Here is an alternative proof for this result, following Exercises 6.2.8-9 of Hoffman & Kunze's Linear Algebra (p. 190):
Lemma: Let $A,B\in M_n(\mathbb{F})$, where $\mathbb{F}$ is an arbitrary field.

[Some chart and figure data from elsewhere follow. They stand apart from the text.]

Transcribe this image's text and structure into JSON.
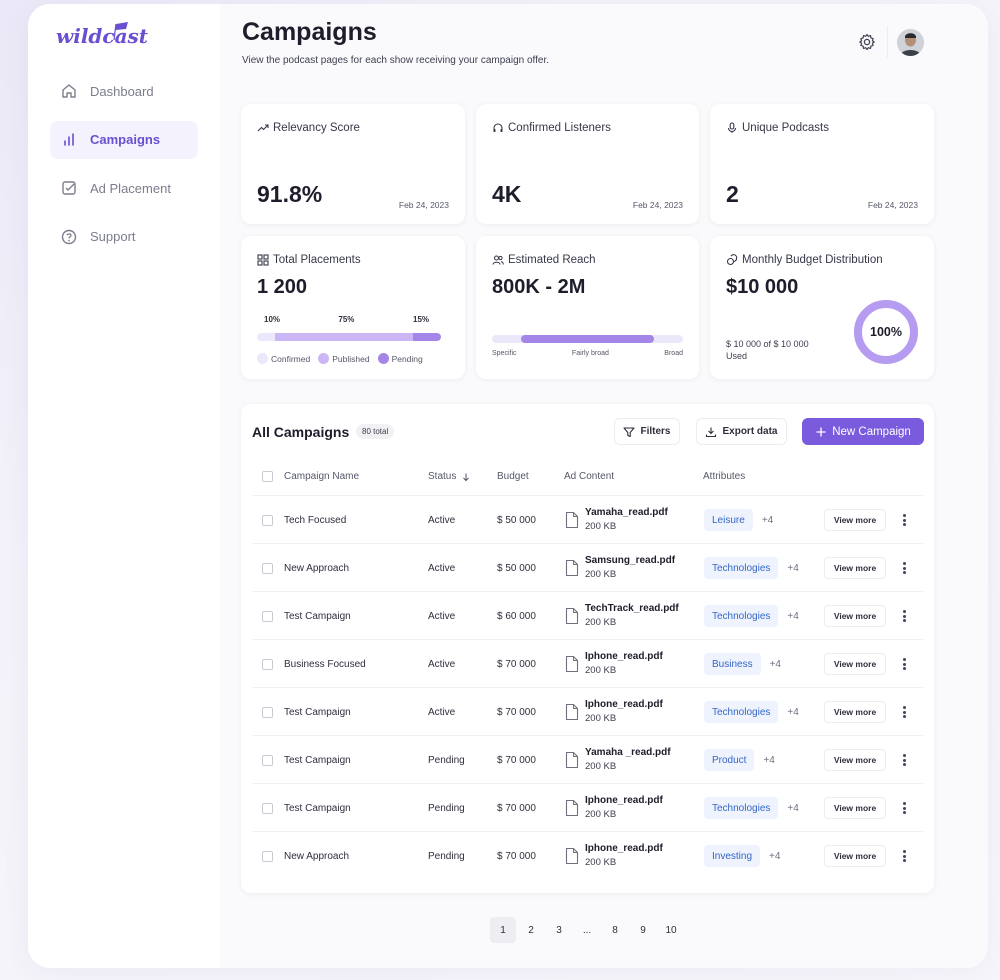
{
  "app": {
    "logo_text": "wildcast"
  },
  "sidebar": {
    "items": [
      {
        "label": "Dashboard",
        "icon": "home-icon",
        "active": false
      },
      {
        "label": "Campaigns",
        "icon": "bar-chart-icon",
        "active": true
      },
      {
        "label": "Ad Placement",
        "icon": "checkbox-icon",
        "active": false
      },
      {
        "label": "Support",
        "icon": "help-icon",
        "active": false
      }
    ]
  },
  "header": {
    "title": "Campaigns",
    "subtitle": "View the podcast pages for each show receiving your campaign offer."
  },
  "stats": {
    "relevancy": {
      "label": "Relevancy Score",
      "value": "91.8%",
      "date": "Feb 24, 2023"
    },
    "listeners": {
      "label": "Confirmed Listeners",
      "value": "4K",
      "date": "Feb 24, 2023"
    },
    "podcasts": {
      "label": "Unique Podcasts",
      "value": "2",
      "date": "Feb 24, 2023"
    },
    "placements": {
      "label": "Total Placements",
      "value": "1 200",
      "segments": [
        {
          "pct_label": "10%",
          "fraction": 0.1,
          "color": "#ece8fb",
          "legend": "Confirmed"
        },
        {
          "pct_label": "75%",
          "fraction": 0.75,
          "color": "#cbb7f5",
          "legend": "Published"
        },
        {
          "pct_label": "15%",
          "fraction": 0.15,
          "color": "#a486e8",
          "legend": "Pending"
        }
      ]
    },
    "reach": {
      "label": "Estimated Reach",
      "value": "800K - 2M",
      "scale": [
        "Specific",
        "Fairly broad",
        "Broad"
      ],
      "range_start": 0.15,
      "range_end": 0.85
    },
    "budget": {
      "label": "Monthly Budget Distribution",
      "value": "$10 000",
      "used_text": "$ 10 000 of $ 10 000",
      "used_label": "Used",
      "percent_label": "100%",
      "fraction": 1.0
    }
  },
  "table": {
    "title": "All Campaigns",
    "count": "80 total",
    "filters_label": "Filters",
    "export_label": "Export data",
    "new_label": "New Campaign",
    "columns": {
      "name": "Campaign Name",
      "status": "Status",
      "budget": "Budget",
      "content": "Ad Content",
      "attributes": "Attributes"
    },
    "view_more_label": "View more",
    "rows": [
      {
        "name": "Tech Focused",
        "status": "Active",
        "budget": "$ 50 000",
        "file": "Yamaha_read.pdf",
        "size": "200 KB",
        "tag": "Leisure",
        "more": "+4"
      },
      {
        "name": "New Approach",
        "status": "Active",
        "budget": "$ 50 000",
        "file": "Samsung_read.pdf",
        "size": "200 KB",
        "tag": "Technologies",
        "more": "+4"
      },
      {
        "name": "Test Campaign",
        "status": "Active",
        "budget": "$ 60 000",
        "file": "TechTrack_read.pdf",
        "size": "200 KB",
        "tag": "Technologies",
        "more": "+4"
      },
      {
        "name": "Business Focused",
        "status": "Active",
        "budget": "$ 70 000",
        "file": "Iphone_read.pdf",
        "size": "200 KB",
        "tag": "Business",
        "more": "+4"
      },
      {
        "name": "Test Campaign",
        "status": "Active",
        "budget": "$ 70 000",
        "file": "Iphone_read.pdf",
        "size": "200 KB",
        "tag": "Technologies",
        "more": "+4"
      },
      {
        "name": "Test Campaign",
        "status": "Pending",
        "budget": "$ 70 000",
        "file": "Yamaha _read.pdf",
        "size": "200 KB",
        "tag": "Product",
        "more": "+4"
      },
      {
        "name": "Test Campaign",
        "status": "Pending",
        "budget": "$ 70 000",
        "file": "Iphone_read.pdf",
        "size": "200 KB",
        "tag": "Technologies",
        "more": "+4"
      },
      {
        "name": "New Approach",
        "status": "Pending",
        "budget": "$ 70 000",
        "file": "Iphone_read.pdf",
        "size": "200 KB",
        "tag": "Investing",
        "more": "+4"
      }
    ]
  },
  "pagination": {
    "pages": [
      "1",
      "2",
      "3",
      "...",
      "8",
      "9",
      "10"
    ],
    "active": "1"
  },
  "colors": {
    "accent": "#7a5bdd",
    "active_status": "#3fa35c",
    "pending_status": "#7a4fd0",
    "tag_text": "#3466c8"
  }
}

If $I-AB$ is invertible, then so is $I-BA$, and
$$(I-BA)^{-1}=I+B(I-AB)^{-1}A.$$
Proof of Lemma: Since $I-AB$ is invertible,
\begin{align}
&I=(I-AB)(I-AB)^{-1}=(I-AB)^{-1}-AB(I-AB)^{-1}\\
&\implies (I-AB)^{-1} = I+ AB(I-AB)^{-1}.
\end{align}
Then we have
\begin{align}
I+B(I-AB)^{-1}A&= I+B[I+ AB(I-AB)^{-1}]A= I+BA+BAB(I-AB)^{-1}A\\
\implies I&=I+B(I-AB)^{-1}A-BA-BAB(I-AB)^{-1}A\\
&=I[I+B(I-AB)^{-1}A]-BA[I+B(I-AB)^{-1}A]\\
&=(I-BA)[I+B(I-AB)^{-1}A].\checkmark.
\end{align}
Proposition: $\forall A,B\in M_n(\mathbb{F}):$ $AB$ and $BA$ have the same eigenvalues.
Proof: Let $\alpha\in\mathbb{F}$ be an eigenvalue of $AB$. If $\alpha=0$, then $0=\det(0I-AB)=\det(-A)\det(B)=\det(B)\det(-A)=\det(0I-BA)$ and so $0$ is an eigenvalue of $BA$ also.

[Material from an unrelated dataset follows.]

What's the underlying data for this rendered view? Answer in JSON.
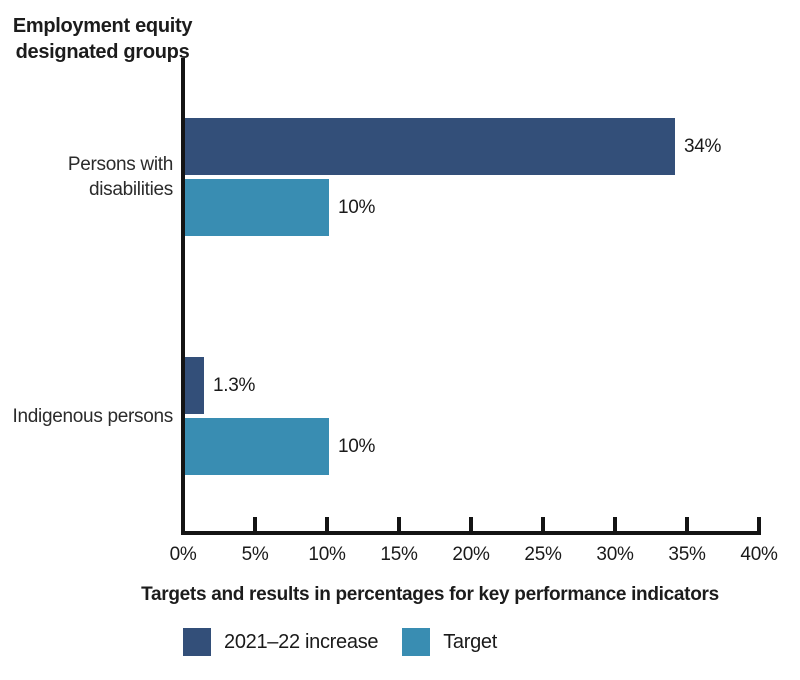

Otherwise $\alpha\neq0$. Suppose $\alpha$ is not an eigenvalue of $BA$. Then $0\neq\det(\alpha I-BA)=\alpha^n\det(I-(\frac{1}{\alpha}B)A)$. Then $0\neq\det(I-(\frac{1}{\alpha}B)A),$ so that $I-(\frac{1}{\alpha}B)A$ is invertible. By the lemma above we know that $I-A(\frac{1}{\alpha}B)$ is invertible as well, meaning $0\neq\det(I-A(\frac{1}{\alpha}B))=\det(I-\frac{1}{\alpha}AB) \implies 0\neq\det(\alpha I-AB)$. But we assumed $\alpha$ to be an eigenvalue for $AB$, $\unicode{x21af}$.